Most families in poverty have at least one employed member with one or more jobs, he said. "Our economy just doesn't support full-time work for many people."

Crim spent Tuesday, his first day as director, talking with community agencies that have an interest in Utah's low-income sector.

He's been doing the same thing for several weeks -- meeting with people throughout Utah trying to get a clear picture of the community's perspective on Utah Issues.

Crim was previously the legislative lead for Utah Issues and his keen political understanding will be of great benefit as director, Poulin said.

During his career at Utah Issues, Crim has also worked as a researcher, community organizer and policy advocate on issues such as school fees, welfare reform and health-care reform.

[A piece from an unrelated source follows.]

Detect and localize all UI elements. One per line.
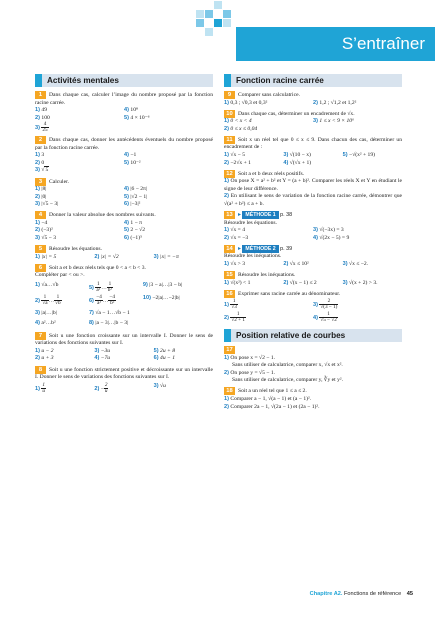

Networking is one of Crim's strong points, said Kerry Steadman, president of the Utah Issues board, which selected Crim as the new director.

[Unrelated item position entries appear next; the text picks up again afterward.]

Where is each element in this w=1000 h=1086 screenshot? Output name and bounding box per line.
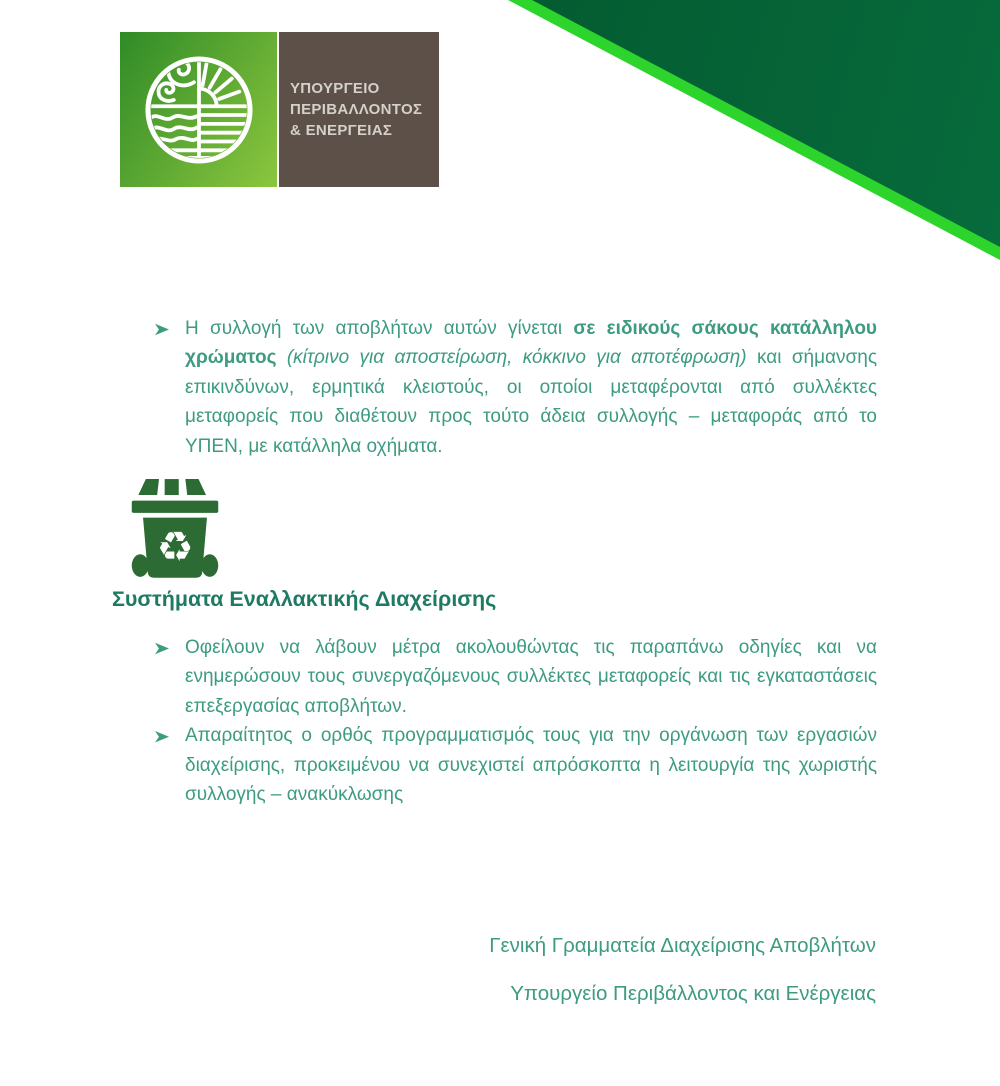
bullet1-italic: (κίτρινο για αποστείρωση, κόκκινο για αποτέφρωση): [276, 347, 747, 369]
bullet1-normal1: Η συλλογή των αποβλήτων αυτών γίνεται: [185, 318, 574, 339]
recycle-bin-icon: [128, 474, 222, 580]
footer-signature: [0, 934, 876, 1006]
corner-triangle-decoration: [532, 0, 1000, 247]
bullet-item-collection: [155, 314, 877, 461]
bullet1-normal2: και σήμανσης επικινδύνων, ερμητικά κλειστούς, οι οποίοι μεταφέρονται από συλλέκτες μεταφορείς που διαθέτουν προς τούτο άδεια συλλογής – μεταφοράς από το ΥΠΕΝ, με κατάλληλα οχήματα.: [185, 347, 877, 457]
logo-name-line: ΥΠΟΥΡΓΕΙΟ: [290, 80, 380, 97]
logo-ministry-name: [279, 32, 439, 187]
logo-name-line: ΠΕΡΙΒΑΛΛΟΝΤΟΣ: [290, 101, 423, 118]
svg-text:♻: ♻: [156, 522, 194, 571]
arrow-bullet-icon: [155, 633, 185, 721]
arrow-bullet-icon: [155, 721, 185, 809]
bullet-text: Οφείλουν να λάβουν μέτρα ακολουθώντας τις παραπάνω οδηγίες και να ενημερώσουν τους συνεργαζόμενους συλλέκτες μεταφορείς και τις εγκαταστάσεις επεξεργασίας αποβλήτων.: [185, 637, 877, 717]
arrow-bullet-icon: [155, 314, 185, 461]
bullet1-bold: σε ειδικούς σάκους κατάλληλου χρώματος: [185, 318, 877, 369]
logo-name-line: & ΕΝΕΡΓΕΙΑΣ: [290, 122, 393, 139]
footer-line-ministry: Υπουργείο Περιβάλλοντος και Ενέργειας: [510, 982, 876, 1005]
bullet-item-planning: [155, 721, 877, 809]
bullet-item-measures: [155, 633, 877, 721]
bullet-list-bottom: [155, 633, 877, 809]
section-heading: Συστήματα Εναλλακτικής Διαχείρισης: [112, 587, 497, 611]
footer-line-secretariat: Γενική Γραμματεία Διαχείρισης Αποβλήτων: [489, 934, 876, 957]
environment-emblem-icon: [136, 47, 262, 173]
bullet-text: [185, 314, 877, 461]
ministry-logo: [120, 32, 439, 187]
logo-emblem-panel: [120, 32, 277, 187]
bullet-text: Απαραίτητος ο ορθός προγραμματισμός τους για την οργάνωση των εργασιών διαχείρισης, προκειμένου να συνεχιστεί απρόσκοπτα η λειτουργία της χωριστής συλλογής – ανακύκλωσης: [185, 725, 877, 806]
bullet-list-top: [155, 314, 877, 461]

That's a skill Crim will find invaluable as he moves to the head of the advocacy organization working to alleviate poverty in Utah.

"Any more, there isn't one organization that can do it all, and he has the ability to partner," Steadman said.

Utah Issues has a 25-year history of working to improve the quality of life statewide. The organization focuses on the need for affordable housing, a stronger social safety net for Utah's poor, access to quality health care and, most recently, local initiatives to build community-based projects.

Crim is married to Diane Crim, Utah Teacher of the Year, who teaches math at Clayton Middle School.

Crim said he hopes to change the attitudes of many Utahns toward poverty.

"Poverty is not just about not being able to buy a new car or having to ride the bus. Poverty is a form of violence that forces people just like everybody else -- it forces them to make decisions other people don't have to make."